(6 October 2010) "Social equality and economic growth should not be at odds," said the Executive Secretary of the Economic Commission for Latin America and the Caribbean (ECLAC) Alicia Bárcena today in Madrid.
"Growth with equality requires a macroeconomy that mitigates volatility, foments productivity and favours inclusion and a dynamic production that can close internal and external gaps," she said.
The high-ranking United Nations official presented in Madrid the ECLAC document Time for Equality: Closing Gaps, Opening Trails, published by the Commission this year and released during its Thirty-third Session held in Brasilia in June.
In the document, ECLAC offers its member States and associate members a new roadmap for the upcoming years, where equality is at the center of the development agenda.
"We are talking about equality based on the effective entitlement of rights, as a common ethic and an ultimate unrenounceable principle," said Bárcena during the presentation in the auditorium of the International and Ibero American Foundation of Administration and Public Policies (FIIAPP), a public institution that is part of Spain's international cooperation system.
The document suggests a broad array of State policies that contribute to spur growth, promote productivity, foment greater territorial articulation, create better job conditions and labour institutions and provide social protection with a clear universalist and redistributive vocation.

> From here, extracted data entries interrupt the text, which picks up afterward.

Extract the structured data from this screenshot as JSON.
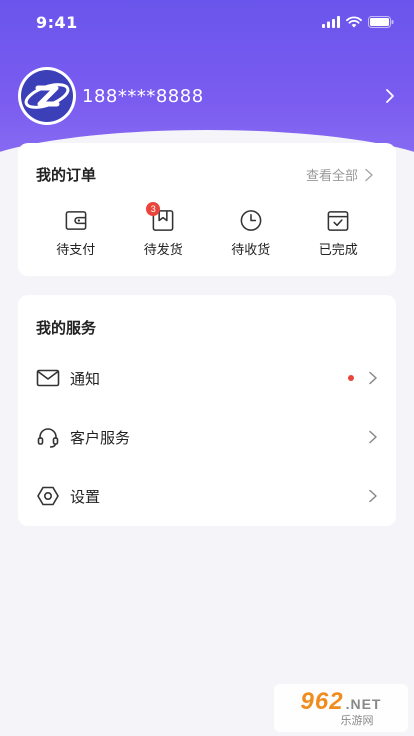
{
  "status_bar": {
    "time": "9:41"
  },
  "profile": {
    "phone": "188****8888"
  },
  "orders": {
    "title": "我的订单",
    "view_all": "查看全部",
    "items": [
      {
        "label": "待支付",
        "icon": "wallet-icon"
      },
      {
        "label": "待发货",
        "icon": "package-icon",
        "badge": "3"
      },
      {
        "label": "待收货",
        "icon": "clock-icon"
      },
      {
        "label": "已完成",
        "icon": "check-calendar-icon"
      }
    ]
  },
  "services": {
    "title": "我的服务",
    "items": [
      {
        "label": "通知",
        "icon": "mail-icon",
        "has_dot": true
      },
      {
        "label": "客户服务",
        "icon": "headset-icon"
      },
      {
        "label": "设置",
        "icon": "settings-icon"
      }
    ]
  },
  "colors": {
    "header_gradient_top": "#6a55ec",
    "header_gradient_bottom": "#8a6ff2",
    "badge": "#e9453c",
    "background": "#f5f5f9"
  },
  "watermark": {
    "brand": "962",
    "suffix": ".NET",
    "tagline": "乐游网"
  }
}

According to Bárcena, to face the challenge of equality, Latin America and the Caribbean must address historical and recent debts, such as the worst income distribution in the world, increasing productive heterogeneity, the segmentation of labour and social protection, racial, ethnic and gender discrimination and the asymmetric vulnerability to climate change.
"We must equalize strengthening human capabilities and actively reverting disparities; in other words, universalizing rights and social services and fostering inclusion from the labour market, with more and better State to redistribute, regulate and supervise," she stated.
The Executive Secretary of ECLAC stressed the importance of promoting "a fiscal covenant with redistributive effect", because taxation is essential to provide States with the capacity to finance policies aimed at diminishing social gaps.